Over 70% of adults in the United States are either overweight or obese, so most of us have some weight to lose. This means that many of us have some experience with “dieting”. And if you are dieting now or have ever done so in the past, you understand that weight loss happens when you eat fewer calories each day than what your body uses.
Here’s where it gets tricky. It’s tempting, and fairly common, for people to attempt a very low-calorie diet; eating 1200 calories or less on a daily basis. While this may result in weight loss initially, it’s usually not sustainable. In addition, they may pair calorie restriction with increased physical activity which increases the deficit between the calories their body needs and what they are eating.
This extreme approach to dieting can damage your health in several ways. When you put your body in this situation it will do everything it can to conserve energy and reduce calorie usage. Your thyroid, adrenal, stress, and sex hormones will be affected. This could lead to things like hair loss, inability to maintain body heat, inability to get pregnant, blood sugar swings, mood disorders, and sleep disorders.
Since your body feels the need to reduce energy needs in all ways to compensate for lack of calories, weight loss may slow or stop even though you are eating far fewer calories than you are “burning” each day.
Slow and steady weight loss by keeping daily calorie consumption just marginally (300-500 calories) under what your body burns is the better way to go. There are some great food and fitness apps that can help you to estimate your calorie needs and keep track of how many calories you consume. Some of my favorites are Myfitnesspal, LoseIt, and Fooducate. In my experience these apps may underestimate your calorie needs so I prefer the Body Weight Planner from the National Institutes of Health to determine calorie needs and then you can use an app to track your meals.

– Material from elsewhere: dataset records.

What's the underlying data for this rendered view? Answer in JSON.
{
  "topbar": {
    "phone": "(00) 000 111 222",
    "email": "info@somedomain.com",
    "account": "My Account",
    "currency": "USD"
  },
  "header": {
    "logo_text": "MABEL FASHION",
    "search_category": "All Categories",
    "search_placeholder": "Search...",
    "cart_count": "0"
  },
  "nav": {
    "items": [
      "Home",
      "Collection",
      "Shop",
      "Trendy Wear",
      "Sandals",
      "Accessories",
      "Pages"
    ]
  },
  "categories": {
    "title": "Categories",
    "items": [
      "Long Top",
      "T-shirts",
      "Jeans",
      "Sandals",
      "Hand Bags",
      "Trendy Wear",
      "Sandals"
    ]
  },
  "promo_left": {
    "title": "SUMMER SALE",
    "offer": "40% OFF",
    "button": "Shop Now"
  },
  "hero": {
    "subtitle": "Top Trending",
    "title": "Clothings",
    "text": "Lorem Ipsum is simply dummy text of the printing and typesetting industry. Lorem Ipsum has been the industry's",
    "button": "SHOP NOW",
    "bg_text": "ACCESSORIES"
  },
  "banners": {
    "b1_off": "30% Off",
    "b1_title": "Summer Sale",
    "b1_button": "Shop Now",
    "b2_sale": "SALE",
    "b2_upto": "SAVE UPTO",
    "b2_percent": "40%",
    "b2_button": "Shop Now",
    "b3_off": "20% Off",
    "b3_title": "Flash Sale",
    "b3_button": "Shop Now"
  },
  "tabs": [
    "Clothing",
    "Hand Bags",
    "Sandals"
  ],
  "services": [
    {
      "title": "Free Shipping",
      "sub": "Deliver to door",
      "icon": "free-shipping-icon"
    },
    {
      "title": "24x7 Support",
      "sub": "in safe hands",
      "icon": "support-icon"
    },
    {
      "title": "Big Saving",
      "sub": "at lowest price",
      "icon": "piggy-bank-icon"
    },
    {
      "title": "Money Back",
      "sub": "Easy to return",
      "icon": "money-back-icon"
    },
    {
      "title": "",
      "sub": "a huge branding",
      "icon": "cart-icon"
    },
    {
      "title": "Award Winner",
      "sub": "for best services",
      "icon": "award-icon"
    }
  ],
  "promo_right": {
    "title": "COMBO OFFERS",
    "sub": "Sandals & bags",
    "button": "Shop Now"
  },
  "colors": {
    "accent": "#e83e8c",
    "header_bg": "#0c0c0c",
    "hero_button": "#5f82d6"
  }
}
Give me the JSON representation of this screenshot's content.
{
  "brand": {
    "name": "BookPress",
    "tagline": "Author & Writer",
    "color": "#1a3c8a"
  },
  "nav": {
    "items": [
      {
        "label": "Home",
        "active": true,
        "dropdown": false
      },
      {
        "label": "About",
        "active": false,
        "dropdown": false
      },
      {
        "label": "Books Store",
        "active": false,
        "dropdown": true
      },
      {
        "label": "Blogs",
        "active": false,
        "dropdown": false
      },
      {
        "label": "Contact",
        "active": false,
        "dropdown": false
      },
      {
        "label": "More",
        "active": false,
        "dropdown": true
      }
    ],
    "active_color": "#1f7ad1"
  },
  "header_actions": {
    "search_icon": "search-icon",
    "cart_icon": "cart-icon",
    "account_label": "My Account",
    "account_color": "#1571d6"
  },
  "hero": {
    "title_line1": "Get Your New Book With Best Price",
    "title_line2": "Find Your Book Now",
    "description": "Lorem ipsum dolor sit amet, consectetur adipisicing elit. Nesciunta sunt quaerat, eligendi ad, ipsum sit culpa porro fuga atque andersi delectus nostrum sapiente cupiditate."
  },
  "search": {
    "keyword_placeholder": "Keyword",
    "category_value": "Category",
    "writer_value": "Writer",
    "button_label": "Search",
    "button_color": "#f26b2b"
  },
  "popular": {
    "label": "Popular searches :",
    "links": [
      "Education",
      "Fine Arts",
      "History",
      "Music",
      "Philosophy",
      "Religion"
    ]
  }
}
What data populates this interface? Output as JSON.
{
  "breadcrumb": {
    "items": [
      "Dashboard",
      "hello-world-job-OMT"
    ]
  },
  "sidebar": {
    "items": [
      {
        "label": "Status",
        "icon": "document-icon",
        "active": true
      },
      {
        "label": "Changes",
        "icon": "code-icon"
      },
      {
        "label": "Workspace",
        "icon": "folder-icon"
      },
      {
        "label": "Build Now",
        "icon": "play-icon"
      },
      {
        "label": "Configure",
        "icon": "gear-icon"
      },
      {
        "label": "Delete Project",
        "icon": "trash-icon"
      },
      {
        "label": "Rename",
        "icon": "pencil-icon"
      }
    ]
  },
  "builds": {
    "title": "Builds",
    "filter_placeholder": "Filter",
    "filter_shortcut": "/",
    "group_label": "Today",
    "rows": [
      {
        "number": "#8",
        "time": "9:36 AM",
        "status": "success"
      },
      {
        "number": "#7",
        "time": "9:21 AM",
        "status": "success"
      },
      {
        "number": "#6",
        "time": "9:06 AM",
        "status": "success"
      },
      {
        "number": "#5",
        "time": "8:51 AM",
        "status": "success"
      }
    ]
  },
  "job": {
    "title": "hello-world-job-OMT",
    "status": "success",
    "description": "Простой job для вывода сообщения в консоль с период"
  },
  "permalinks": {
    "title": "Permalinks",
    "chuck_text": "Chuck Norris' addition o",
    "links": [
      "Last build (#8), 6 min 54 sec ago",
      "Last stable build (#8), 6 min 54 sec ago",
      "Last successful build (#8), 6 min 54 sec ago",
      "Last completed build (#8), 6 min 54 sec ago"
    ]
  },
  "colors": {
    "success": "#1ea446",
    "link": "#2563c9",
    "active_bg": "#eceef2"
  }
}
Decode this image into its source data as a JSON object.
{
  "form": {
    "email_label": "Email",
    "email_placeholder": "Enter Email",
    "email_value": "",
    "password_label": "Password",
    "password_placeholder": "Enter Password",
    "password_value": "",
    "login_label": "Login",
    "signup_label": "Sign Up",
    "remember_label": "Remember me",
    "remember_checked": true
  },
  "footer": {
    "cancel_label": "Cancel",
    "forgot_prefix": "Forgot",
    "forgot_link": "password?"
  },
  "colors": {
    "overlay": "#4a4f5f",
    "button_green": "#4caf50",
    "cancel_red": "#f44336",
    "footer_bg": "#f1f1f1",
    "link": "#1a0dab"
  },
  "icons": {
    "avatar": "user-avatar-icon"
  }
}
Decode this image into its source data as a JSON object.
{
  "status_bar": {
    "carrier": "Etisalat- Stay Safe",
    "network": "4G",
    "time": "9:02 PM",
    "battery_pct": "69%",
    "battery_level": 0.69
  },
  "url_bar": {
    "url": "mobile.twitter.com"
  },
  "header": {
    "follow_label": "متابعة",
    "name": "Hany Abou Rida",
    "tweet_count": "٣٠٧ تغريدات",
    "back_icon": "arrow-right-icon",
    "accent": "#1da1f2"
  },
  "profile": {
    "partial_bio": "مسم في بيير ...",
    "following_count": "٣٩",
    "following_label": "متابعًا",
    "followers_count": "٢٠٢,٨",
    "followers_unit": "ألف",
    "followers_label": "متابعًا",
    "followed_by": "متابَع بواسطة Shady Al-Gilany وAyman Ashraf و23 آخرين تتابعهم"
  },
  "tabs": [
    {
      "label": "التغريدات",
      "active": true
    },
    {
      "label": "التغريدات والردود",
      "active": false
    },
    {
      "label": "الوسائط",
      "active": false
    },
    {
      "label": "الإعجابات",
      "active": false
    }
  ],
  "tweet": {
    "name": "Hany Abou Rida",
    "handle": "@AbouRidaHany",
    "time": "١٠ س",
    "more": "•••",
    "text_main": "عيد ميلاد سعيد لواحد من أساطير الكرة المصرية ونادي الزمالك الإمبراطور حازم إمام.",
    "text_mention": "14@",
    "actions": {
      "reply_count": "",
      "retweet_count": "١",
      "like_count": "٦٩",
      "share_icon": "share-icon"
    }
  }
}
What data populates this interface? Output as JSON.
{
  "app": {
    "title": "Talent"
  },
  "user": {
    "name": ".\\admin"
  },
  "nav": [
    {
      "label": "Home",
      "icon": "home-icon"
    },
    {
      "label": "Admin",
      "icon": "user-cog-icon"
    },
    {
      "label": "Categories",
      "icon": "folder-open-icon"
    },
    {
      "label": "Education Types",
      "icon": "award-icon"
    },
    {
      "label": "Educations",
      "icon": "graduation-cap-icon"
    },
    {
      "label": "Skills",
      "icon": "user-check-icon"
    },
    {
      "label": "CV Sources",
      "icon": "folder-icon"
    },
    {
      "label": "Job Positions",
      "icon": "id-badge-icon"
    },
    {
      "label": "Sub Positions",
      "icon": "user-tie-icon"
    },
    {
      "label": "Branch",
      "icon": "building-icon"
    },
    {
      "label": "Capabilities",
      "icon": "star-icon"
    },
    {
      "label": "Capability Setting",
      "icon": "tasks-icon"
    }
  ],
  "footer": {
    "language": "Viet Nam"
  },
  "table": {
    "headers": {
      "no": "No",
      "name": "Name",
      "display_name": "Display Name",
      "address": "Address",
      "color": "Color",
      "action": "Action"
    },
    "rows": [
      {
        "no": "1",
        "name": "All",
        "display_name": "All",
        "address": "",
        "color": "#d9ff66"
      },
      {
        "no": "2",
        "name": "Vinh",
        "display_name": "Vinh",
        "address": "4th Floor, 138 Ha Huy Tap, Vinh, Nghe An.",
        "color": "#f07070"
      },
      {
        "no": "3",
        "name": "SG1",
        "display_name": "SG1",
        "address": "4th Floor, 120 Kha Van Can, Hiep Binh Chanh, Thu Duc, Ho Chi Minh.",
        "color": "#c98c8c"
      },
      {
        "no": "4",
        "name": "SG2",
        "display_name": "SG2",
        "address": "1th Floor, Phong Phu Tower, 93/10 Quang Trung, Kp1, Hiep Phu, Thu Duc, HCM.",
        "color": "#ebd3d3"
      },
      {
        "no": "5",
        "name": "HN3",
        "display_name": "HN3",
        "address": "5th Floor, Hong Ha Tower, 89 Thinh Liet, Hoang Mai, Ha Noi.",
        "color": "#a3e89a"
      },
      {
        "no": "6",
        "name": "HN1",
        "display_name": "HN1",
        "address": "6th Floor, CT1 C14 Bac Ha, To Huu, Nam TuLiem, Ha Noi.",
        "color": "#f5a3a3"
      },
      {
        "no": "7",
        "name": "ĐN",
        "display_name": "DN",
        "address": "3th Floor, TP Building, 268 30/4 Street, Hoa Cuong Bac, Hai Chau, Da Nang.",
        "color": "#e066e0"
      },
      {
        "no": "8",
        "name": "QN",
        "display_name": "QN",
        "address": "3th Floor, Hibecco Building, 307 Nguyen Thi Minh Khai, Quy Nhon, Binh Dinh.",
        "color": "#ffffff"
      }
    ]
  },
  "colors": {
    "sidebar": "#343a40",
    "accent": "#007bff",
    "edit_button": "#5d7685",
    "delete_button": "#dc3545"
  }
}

Keeping calories under control means reading labels, learning about portion sizes, and weighing and measuring fresh foods. Planning meals in advance is also very helpful to keep yourself on track.
Whatever tool you use, make sure to set your goal for about 1 pound of weight loss per week and give yourself several weeks of consistently meeting your calorie goal before you consider making any changes to the number of calories recommended. It may seem slow but if you think about it, one pound a week means you could be 40-50 pounds lighter by the end of the year!